Our commissioners have consistently told us they were desperate to find replacement income for Howard County during the 2009 financial crisis when it looked like we might lose our two largest employers. Among the companies they found willing to come here was the wind developer who wanted to place wind turbines in the eastern part of Howard County.
For some time, I’ve been trying to determine how our county finances might benefit from these turbines, and recent help from several sources, including a Tipton commissioner, has shown that my calculation process is correct. Let me give you some property tax revenue figures, and you can decide for yourself how significant they are and whether they are worth the problems being reported by our Tipton County neighbors.
Changes to the county setback rules mean there will be fewer than the original 124 turbines here and the new number is unknown. So, let me give you the expected property tax revenue for 124 and 50 turbines. As these figures are fully scalable, you can easily determine the revenue whenever the new number is announced.
For 124 turbines, the property tax revenue starts at just over $91,000 a year and ramps up to $570,000 in the 11th year. The total income received over the first 10 years will be about $3.2 million.
For 50 turbines, the numbers are $37,000, $230,000 and $1.3 million.

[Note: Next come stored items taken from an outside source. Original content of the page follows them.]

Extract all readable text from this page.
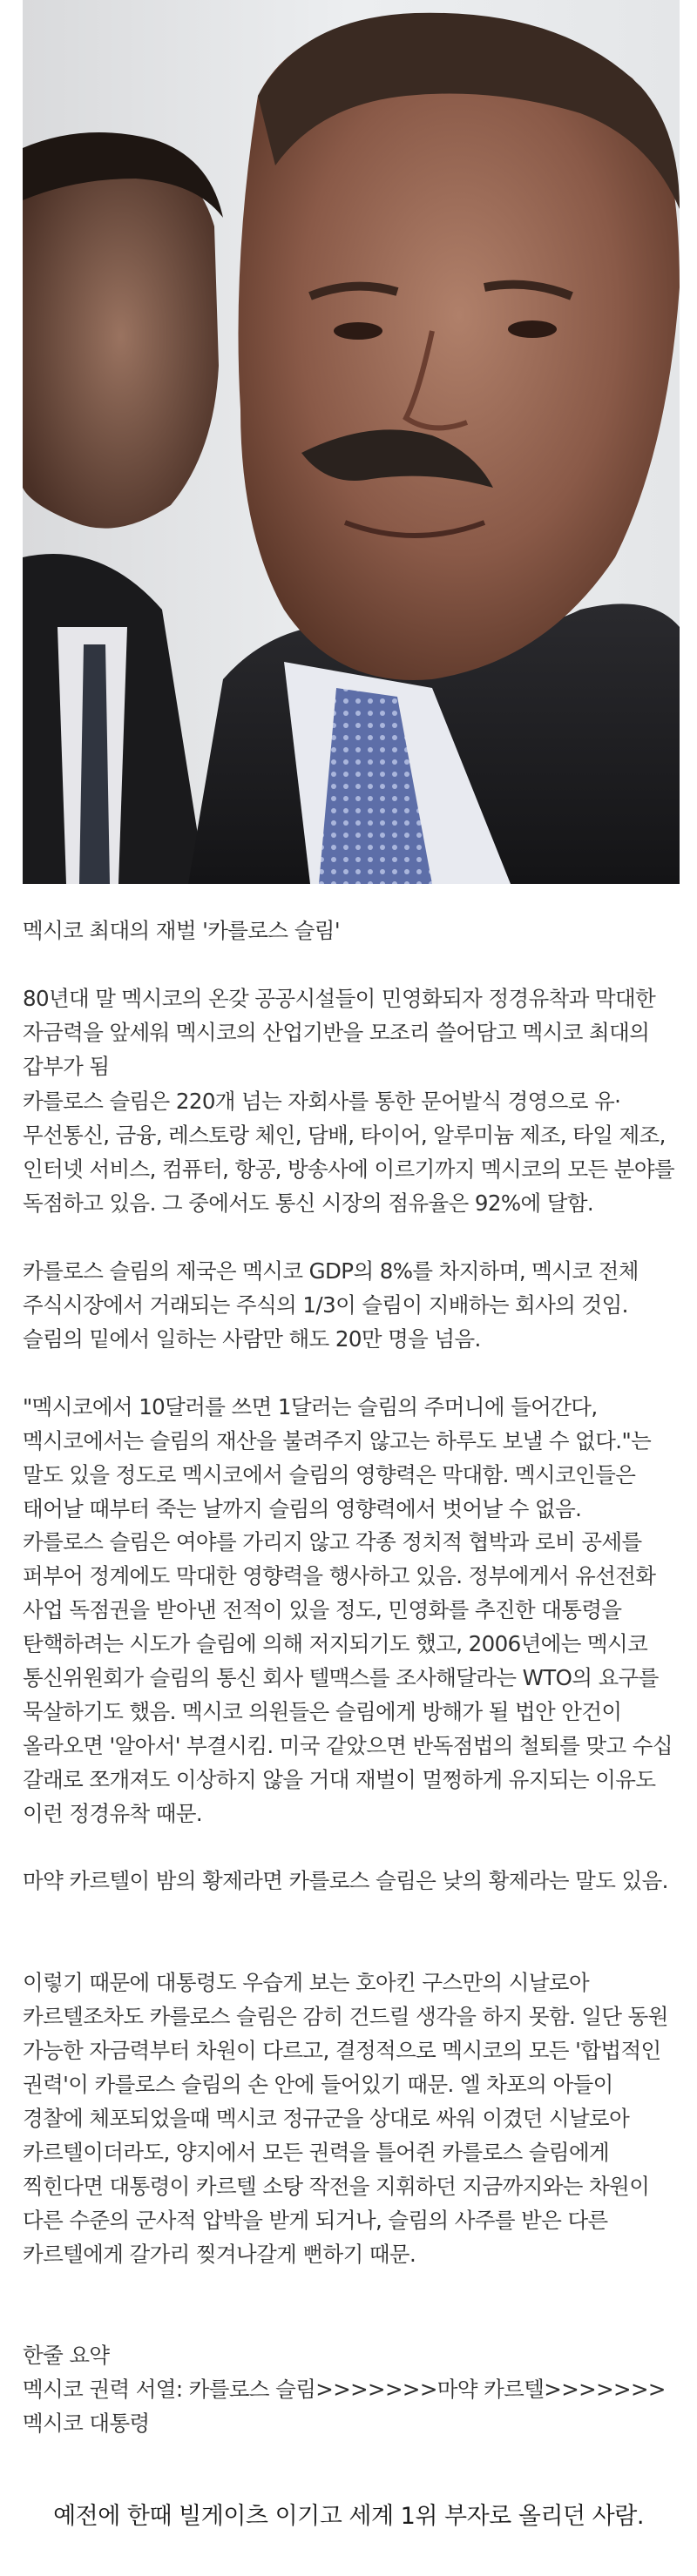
멕시코 최대의 재벌 '카를로스 슬림'
80년대 말 멕시코의 온갖 공공시설들이 민영화되자 정경유착과 막대한 자금력을 앞세워 멕시코의 산업기반을 모조리 쓸어담고 멕시코 최대의 갑부가 됨
카를로스 슬림은 220개 넘는 자회사를 통한 문어발식 경영으로 유·무선통신, 금융, 레스토랑 체인, 담배, 타이어, 알루미늄 제조, 타일 제조, 인터넷 서비스, 컴퓨터, 항공, 방송사에 이르기까지 멕시코의 모든 분야를 독점하고 있음. 그 중에서도 통신 시장의 점유율은 92%에 달함.
카를로스 슬림의 제국은 멕시코 GDP의 8%를 차지하며, 멕시코 전체 주식시장에서 거래되는 주식의 1/3이 슬림이 지배하는 회사의 것임. 슬림의 밑에서 일하는 사람만 해도 20만 명을 넘음.
"멕시코에서 10달러를 쓰면 1달러는 슬림의 주머니에 들어간다, 멕시코에서는 슬림의 재산을 불려주지 않고는 하루도 보낼 수 없다."는 말도 있을 정도로 멕시코에서 슬림의 영향력은 막대함. 멕시코인들은 태어날 때부터 죽는 날까지 슬림의 영향력에서 벗어날 수 없음.
카를로스 슬림은 여야를 가리지 않고 각종 정치적 협박과 로비 공세를 퍼부어 정계에도 막대한 영향력을 행사하고 있음. 정부에게서 유선전화 사업 독점권을 받아낸 전적이 있을 정도, 민영화를 추진한 대통령을 탄핵하려는 시도가 슬림에 의해 저지되기도 했고, 2006년에는 멕시코 통신위원회가 슬림의 통신 회사 텔맥스를 조사해달라는 WTO의 요구를 묵살하기도 했음. 멕시코 의원들은 슬림에게 방해가 될 법안 안건이 올라오면 '알아서' 부결시킴. 미국 같았으면 반독점법의 철퇴를 맞고 수십 갈래로 쪼개져도 이상하지 않을 거대 재벌이 멀쩡하게 유지되는 이유도 이런 정경유착 때문.
마약 카르텔이 밤의 황제라면 카를로스 슬림은 낮의 황제라는 말도 있음.
이렇기 때문에 대통령도 우습게 보는 호아킨 구스만의 시날로아 카르텔조차도 카를로스 슬림은 감히 건드릴 생각을 하지 못함. 일단 동원 가능한 자금력부터 차원이 다르고, 결정적으로 멕시코의 모든 '합법적인 권력'이 카를로스 슬림의 손 안에 들어있기 때문. 엘 차포의 아들이 경찰에 체포되었을때 멕시코 정규군을 상대로 싸워 이겼던 시날로아 카르텔이더라도, 양지에서 모든 권력을 틀어쥔 카를로스 슬림에게 찍힌다면 대통령이 카르텔 소탕 작전을 지휘하던 지금까지와는 차원이 다른 수준의 군사적 압박을 받게 되거나, 슬림의 사주를 받은 다른 카르텔에게 갈가리 찢겨나갈게 뻔하기 때문.
한줄 요약
멕시코 권력 서열: 카를로스 슬림>>>>>>>마약 카르텔>>>>>>>멕시코 대통령
예전에 한때 빌게이츠 이기고 세계 1위 부자로 올리던 사람.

These figures must be judged against the needs of our county, which had a budget in 2012 of $41.8 million.
There are several other revenue sources including income and property taxes on the company, employees and leaseholders, and my annual estimate of those is about $425,000. So, if $5 million in tax revenue per year can be considered a significant figure and we are willing to wait 10 years to reach that level, how many turbines will it take? The answer is 622, and it implies they would need to be placed all over our county. Certainly this demonstrates how poor an income source turbines are.
More than once, these property tax numbers have been presented to the Commissioners who did not challenge them. Given such a weak income stream, questions must be raised over what the other benefits are we are not hearing about.